The Exascale: Why and How

Presenter
January 10, 2011
Keywords:
  • Semiconductor
MSC:
  • 82D37
Abstract
Sustained floating-point computation rates on real applications, as tracked by the ACM Gordon Bell Prize, increased by three orders of magnitude from 1988 (1 Gigaflop/s) to 1998 (1 Teraflop/s), and by another three orders of magnitude to 2008 (1 Petaflop/s). Computer engineering provided only a couple of orders of magnitude of improvement for individual cores over that period; the remaining factor came from concurrency, which is approaching one million-fold. Algorithmic improvements contributed meanwhile to making each flop more valuable scientifically.
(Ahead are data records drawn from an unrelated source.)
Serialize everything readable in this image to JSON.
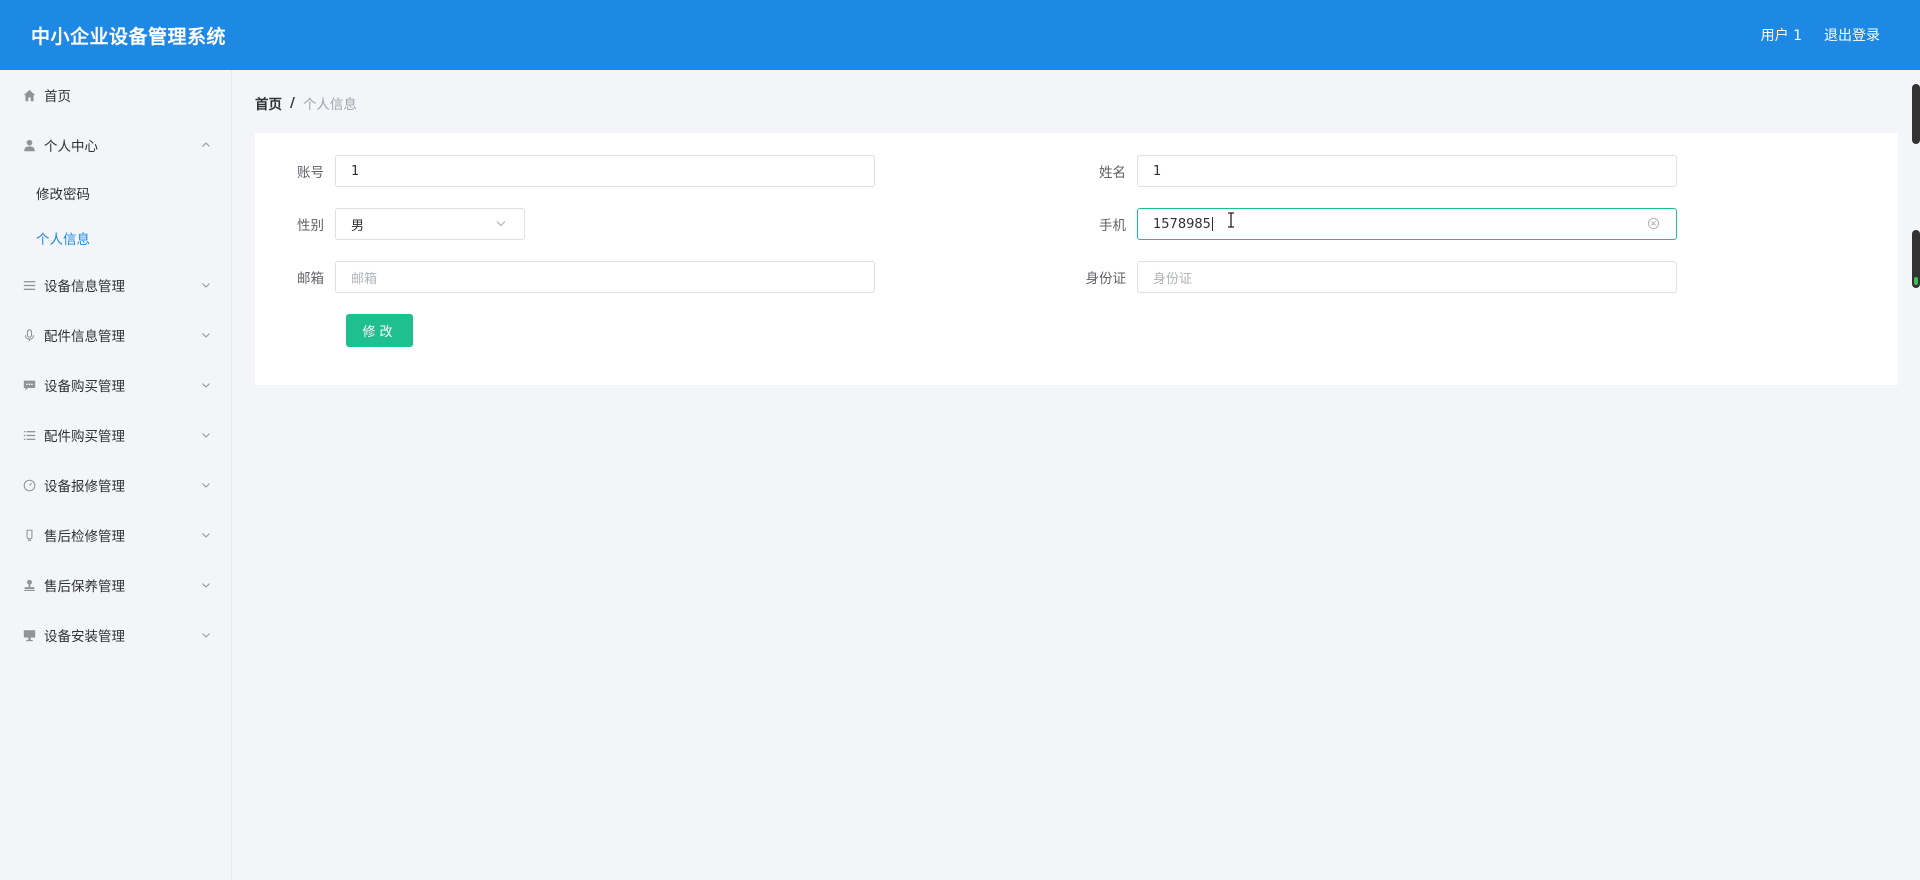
{
  "header": {
    "title": "中小企业设备管理系统",
    "user_label": "用户 1",
    "logout_label": "退出登录"
  },
  "sidebar": {
    "items": [
      {
        "label": "首页",
        "icon": "home-icon"
      },
      {
        "label": "个人中心",
        "icon": "user-icon",
        "expanded": true,
        "children": [
          {
            "label": "修改密码"
          },
          {
            "label": "个人信息",
            "active": true
          }
        ]
      },
      {
        "label": "设备信息管理",
        "icon": "menu-icon"
      },
      {
        "label": "配件信息管理",
        "icon": "microphone-icon"
      },
      {
        "label": "设备购买管理",
        "icon": "chat-icon"
      },
      {
        "label": "配件购买管理",
        "icon": "list-icon"
      },
      {
        "label": "设备报修管理",
        "icon": "clock-icon"
      },
      {
        "label": "售后检修管理",
        "icon": "bulb-icon"
      },
      {
        "label": "售后保养管理",
        "icon": "stamp-icon"
      },
      {
        "label": "设备安装管理",
        "icon": "monitor-icon"
      }
    ]
  },
  "breadcrumb": {
    "home": "首页",
    "separator": "/",
    "current": "个人信息"
  },
  "form": {
    "account": {
      "label": "账号",
      "value": "1"
    },
    "name": {
      "label": "姓名",
      "value": "1"
    },
    "gender": {
      "label": "性别",
      "value": "男"
    },
    "phone": {
      "label": "手机",
      "value": "1578985"
    },
    "email": {
      "label": "邮箱",
      "value": "",
      "placeholder": "邮箱"
    },
    "id_card": {
      "label": "身份证",
      "value": "",
      "placeholder": "身份证"
    },
    "submit_label": "修改"
  },
  "colors": {
    "header_bg": "#1e88e5",
    "accent": "#1fbf8f",
    "active_menu": "#1e88e5"
  }
}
As the semiconductor industry now slips relative to its own roadmap for silicon-based logic and memory, concurrency, especially on-chip many-core concurrency and GPGPU SIMD-type concurrency, will play an increasing role in the next few orders of magnitude, to arrive at the ambitious target of 1 Exaflop/s, extrapolated for 2018. An important question is whether today's best algorithms are efficiently hosted on such hardware and how much co-design of algorithms and architecture will be required. From the applications perspective, we illustrate eight reasons why today's computational scientists have an insatiable appetite for such performance: resolution, fidelity, dimension, artificial boundaries, parameter inversion, optimal control, uncertainty quantification, and the statistics of ensembles. The paths to the exascale summit are debated, but all are narrow and treacherous, constrained by fundamental laws of physics, cost, power consumption, programmability, and reliability. Drawing on recent reports, workshops, vendor projections, and experiences with scientific codes on contemporary platforms, we propose roles for today's researchers in one of the great global scientific quests of the next decade.